Perhaps you missed the concert. But you can still become a part of this miracle of love and music. Earlier this week, we all witnessed how teachers in Oklahoma literally laid down their lives to protect their students from a devastating tornado.
And right here on Thursday night we in Grand Junction witnessed a teacher who continually lays down her life to teach her students and all of us so that we can become the miracle of music and love that has already been given to us ... if only we choose to accept it.
IRS underlings in Cincinnati created political firestorm
While Glenn Menard is not alone in bemoaning the unsurprising fact that government bureaucracies often prevent public officials charged with overall responsibility from anticipating and/or proactively responding to “crises” based on timely and accurate information (“Leaders don’t plead ignorance of decisions,” May 24), Menard’s lame lament betrays his own irresponsible ignorance of relevant details.
Thus, the “Fast and Furious” fiasco began during the Bush Administration, but Bush’s outgoing and fully informed attorney general did not brief Eric Holder about it.

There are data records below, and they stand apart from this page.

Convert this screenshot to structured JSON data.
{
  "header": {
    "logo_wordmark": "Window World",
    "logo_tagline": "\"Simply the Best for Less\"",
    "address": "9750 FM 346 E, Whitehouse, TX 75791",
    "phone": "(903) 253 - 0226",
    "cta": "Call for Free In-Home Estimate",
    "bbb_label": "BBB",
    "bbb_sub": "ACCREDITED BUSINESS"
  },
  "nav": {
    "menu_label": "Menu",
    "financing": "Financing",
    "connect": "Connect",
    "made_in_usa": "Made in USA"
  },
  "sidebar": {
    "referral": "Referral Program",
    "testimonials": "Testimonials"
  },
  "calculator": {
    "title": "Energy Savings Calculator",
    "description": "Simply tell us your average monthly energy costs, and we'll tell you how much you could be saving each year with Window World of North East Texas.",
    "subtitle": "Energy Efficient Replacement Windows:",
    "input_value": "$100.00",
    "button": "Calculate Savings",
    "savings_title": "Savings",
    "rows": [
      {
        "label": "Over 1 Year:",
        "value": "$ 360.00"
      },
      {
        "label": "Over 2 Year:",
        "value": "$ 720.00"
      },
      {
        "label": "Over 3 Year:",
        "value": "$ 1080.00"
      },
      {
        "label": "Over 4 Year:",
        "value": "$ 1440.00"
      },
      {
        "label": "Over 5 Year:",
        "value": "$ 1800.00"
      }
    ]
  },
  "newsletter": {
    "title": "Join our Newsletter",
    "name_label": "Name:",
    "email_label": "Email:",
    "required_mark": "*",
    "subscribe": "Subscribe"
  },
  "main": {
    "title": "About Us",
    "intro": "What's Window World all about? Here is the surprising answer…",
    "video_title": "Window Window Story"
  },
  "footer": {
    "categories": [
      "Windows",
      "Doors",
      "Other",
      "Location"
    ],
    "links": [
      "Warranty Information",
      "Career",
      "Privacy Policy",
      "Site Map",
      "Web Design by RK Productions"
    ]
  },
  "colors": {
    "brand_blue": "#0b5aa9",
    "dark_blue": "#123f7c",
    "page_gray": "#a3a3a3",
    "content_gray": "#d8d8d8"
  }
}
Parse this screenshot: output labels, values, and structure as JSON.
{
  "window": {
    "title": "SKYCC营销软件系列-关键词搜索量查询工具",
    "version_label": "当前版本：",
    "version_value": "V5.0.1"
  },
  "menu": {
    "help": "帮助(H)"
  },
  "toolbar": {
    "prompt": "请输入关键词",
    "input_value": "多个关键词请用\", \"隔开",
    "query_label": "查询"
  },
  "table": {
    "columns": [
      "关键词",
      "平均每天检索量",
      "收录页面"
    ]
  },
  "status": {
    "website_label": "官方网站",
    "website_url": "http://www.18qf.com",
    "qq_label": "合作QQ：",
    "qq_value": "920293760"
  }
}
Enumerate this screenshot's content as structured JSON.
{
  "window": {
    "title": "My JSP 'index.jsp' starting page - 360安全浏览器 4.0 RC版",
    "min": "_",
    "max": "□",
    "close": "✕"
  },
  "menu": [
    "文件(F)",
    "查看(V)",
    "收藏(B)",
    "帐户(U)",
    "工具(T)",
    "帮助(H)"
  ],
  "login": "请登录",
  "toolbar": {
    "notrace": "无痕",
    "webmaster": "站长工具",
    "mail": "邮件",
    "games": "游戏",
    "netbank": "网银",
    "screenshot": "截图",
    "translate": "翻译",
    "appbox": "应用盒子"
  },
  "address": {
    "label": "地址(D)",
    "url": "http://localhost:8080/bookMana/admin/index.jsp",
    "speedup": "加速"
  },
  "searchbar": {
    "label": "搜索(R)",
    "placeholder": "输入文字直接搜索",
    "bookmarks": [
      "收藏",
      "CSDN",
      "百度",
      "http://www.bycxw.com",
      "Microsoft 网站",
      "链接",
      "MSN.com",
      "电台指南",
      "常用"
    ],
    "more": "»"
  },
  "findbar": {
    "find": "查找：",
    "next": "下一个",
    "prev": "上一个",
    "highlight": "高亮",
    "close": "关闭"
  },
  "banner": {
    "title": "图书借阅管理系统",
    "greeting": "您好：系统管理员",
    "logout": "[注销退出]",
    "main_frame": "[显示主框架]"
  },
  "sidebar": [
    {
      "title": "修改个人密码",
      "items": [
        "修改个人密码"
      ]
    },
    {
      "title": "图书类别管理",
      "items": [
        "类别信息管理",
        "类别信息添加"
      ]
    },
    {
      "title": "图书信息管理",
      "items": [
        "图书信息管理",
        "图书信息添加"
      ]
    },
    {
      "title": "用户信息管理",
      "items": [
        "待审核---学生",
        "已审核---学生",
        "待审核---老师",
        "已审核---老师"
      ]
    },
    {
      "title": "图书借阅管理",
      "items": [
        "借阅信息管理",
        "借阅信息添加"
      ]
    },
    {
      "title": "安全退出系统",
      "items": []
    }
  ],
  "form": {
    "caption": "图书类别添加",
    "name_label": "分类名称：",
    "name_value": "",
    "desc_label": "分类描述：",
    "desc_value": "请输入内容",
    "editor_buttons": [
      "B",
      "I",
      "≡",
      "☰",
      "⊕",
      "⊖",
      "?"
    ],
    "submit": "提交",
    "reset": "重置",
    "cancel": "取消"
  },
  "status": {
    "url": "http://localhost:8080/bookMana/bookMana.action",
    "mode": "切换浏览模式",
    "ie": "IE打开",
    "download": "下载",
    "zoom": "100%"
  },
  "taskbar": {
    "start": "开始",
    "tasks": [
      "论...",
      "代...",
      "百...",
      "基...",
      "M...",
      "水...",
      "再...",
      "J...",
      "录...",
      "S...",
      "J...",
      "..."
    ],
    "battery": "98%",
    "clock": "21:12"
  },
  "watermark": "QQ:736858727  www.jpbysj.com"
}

Thus, President Obama and his AG remained unaware of the DEA’s failed operation until previously seized weapons turned up at a border patrolman’s murder scene.
As to “Benghazi,” both the president and Secretary Clinton necessarily relied on the best intelligence then available – which was more accurately refined over time. We now know that Ambassador Stevens twice declined security support from our military, that his contract security detail was lounging around away from their automatic weapons when the attack began and that – even though Secretary Clinton was apprised while the attack was still in progress – it was already too late for anyone to do anything about it.
As to the “AP investigation,” since Watergate the president is legally prohibited from any involvement in ongoing DOJ/FBI criminal investigations. Because Attorney General Holder was privy to the leaked classified intelligence and thus was interviewed by the FBI as a potential “suspect,” he properly recused himself from the AP matter. Had the president been “informed” or Holder remained “involved,” inquisitors of Menard’s bent would be asking, “What did they know, and when did they know it?” – implying political influence.
This predictable outcome is confirmed by the “IRS audit” matter, wherein underlings in Cincinnati haplessly created a political firestorm that is now exposing widespread abuse of tax-exempt status by – particularly – “conservative” groups seeking to conceal their donors’ identities.